On Behalf of | Jun 9, 2017 | Firm News, White Collar Crimes |

Health care fraud is a category of crime involving false claims made for insurance or health benefits. The U.S. government has estimated that health care fraud costs taxpayers up to $100 billion a year. The government seeks to prevent and penalize this type of fraud through a statute known as the False Claims Act.

Some of the most common types of health care fraud that may fall under the False Claims Act involve a health care provider allegedly filing a fraudulent claim for services. This could happen to any medical professional at their place of business if someone in the office makes errors and then bills a health insurer like Medicare or Medicaid. Healthcare providers are required to follow a strict protocol when it comes to medical records and medical billing. A failure to adhere could result in being charged with healthcare fraud. Acts of health care fraud are numerous and could include overbilling, waiving co-pays, forging signatures or even tampering with medical records.

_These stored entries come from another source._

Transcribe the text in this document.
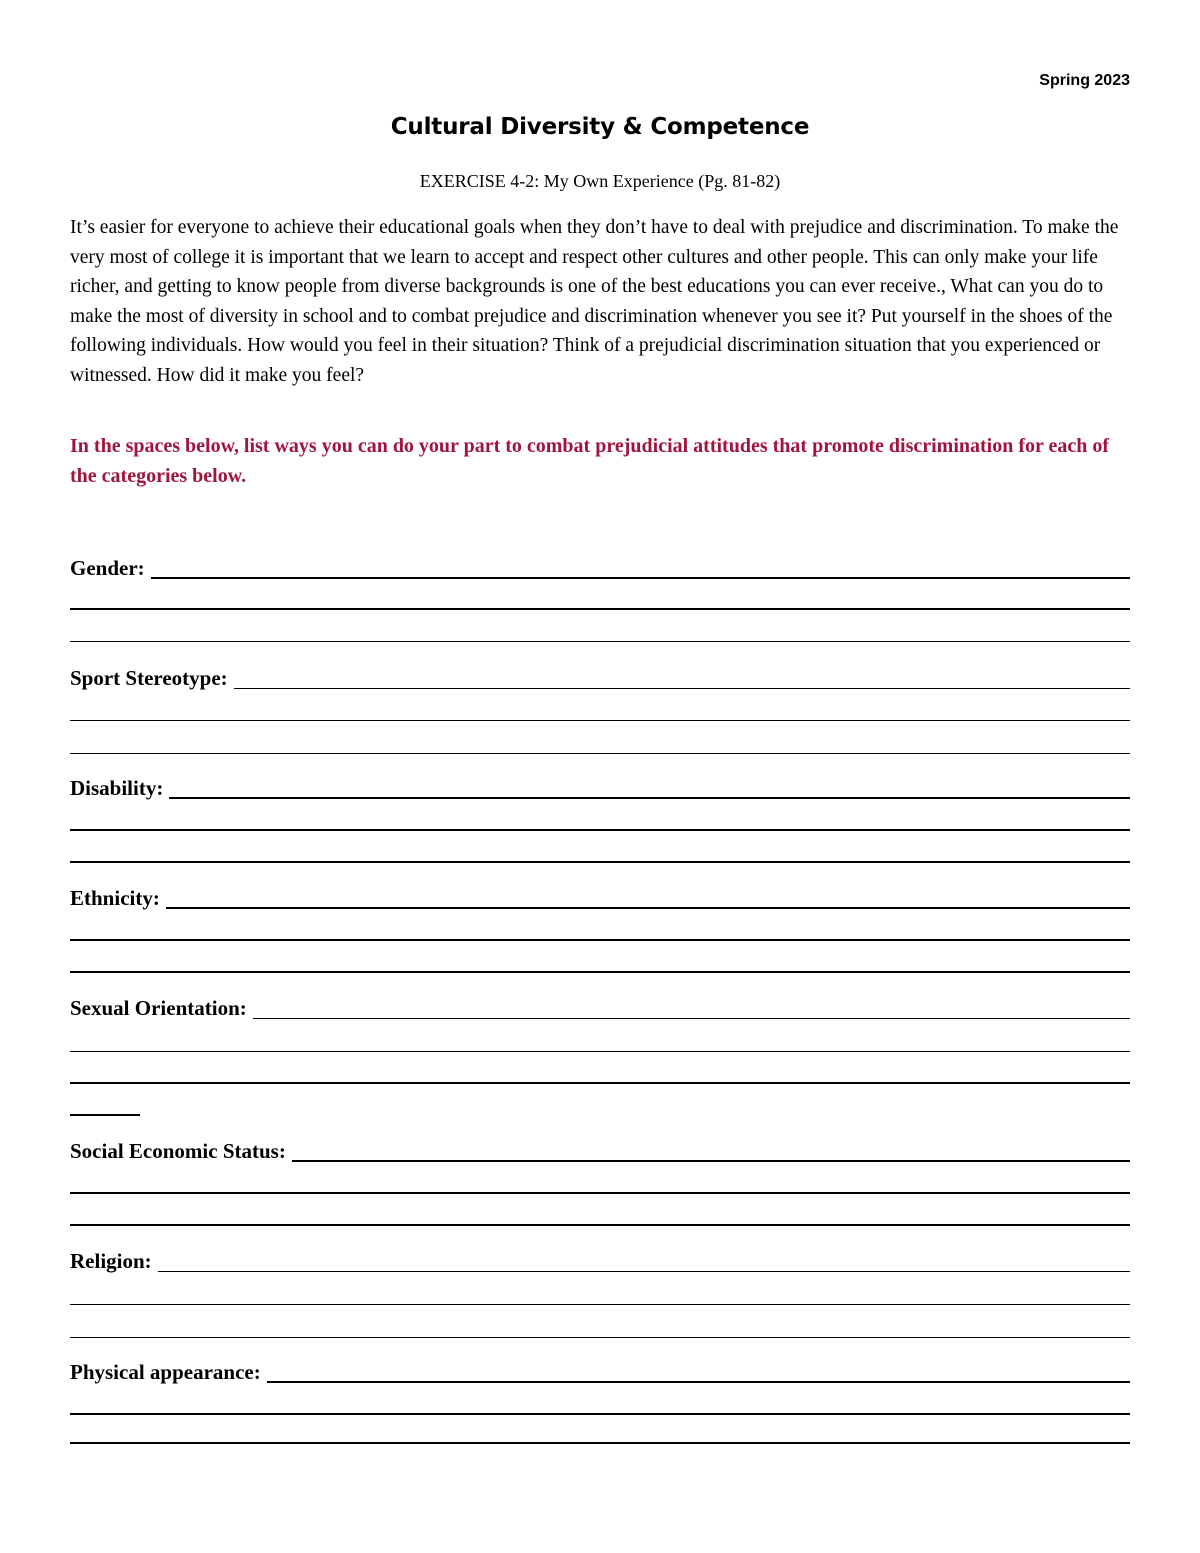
Spring 2023
Cultural Diversity & Competence
EXERCISE 4-2: My Own Experience (Pg. 81-82)

It’s easier for everyone to achieve their educational goals when they don’t have to deal with prejudice and discrimination. To make the very most of college it is important that we learn to accept and respect other cultures and other people. This can only make your life richer, and getting to know people from diverse backgrounds is one of the best educations you can ever receive., What can you do to make the most of diversity in school and to combat prejudice and discrimination whenever you see it? Put yourself in the shoes of the following individuals. How would you feel in their situation? Think of a prejudicial discrimination situation that you experienced or witnessed. How did it make you feel?

In the spaces below, list ways you can do your part to combat prejudicial attitudes that promote discrimination for each of the categories below.

Gender:
Sport Stereotype:
Disability:
Ethnicity:
Sexual Orientation:
Social Economic Status:
Religion:
Physical appearance:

If you have been accused of health care fraud, you may not even know what you have done wrong. That’s because the specific fraud allegation could entail any number of things. The False Claims Act offers an incentive for individuals to sue a provider for health care fraud, so it’s possible that the charges could have come to light due to a prior patient treated at a medical office, and not the government themselves. The U.S. Department of Justice takes health care fraud seriously and has a specific unit addressed to investigating these allegations.

Defending yourself and your practice against a health care fraud allegation is serious. The weight of this matter could seep into every inch of a person’s practice. Putting up a solid defense strategy is the best option for a person facing health care fraud charges. Understanding what you are being charged with is crucial to defending oneself properly.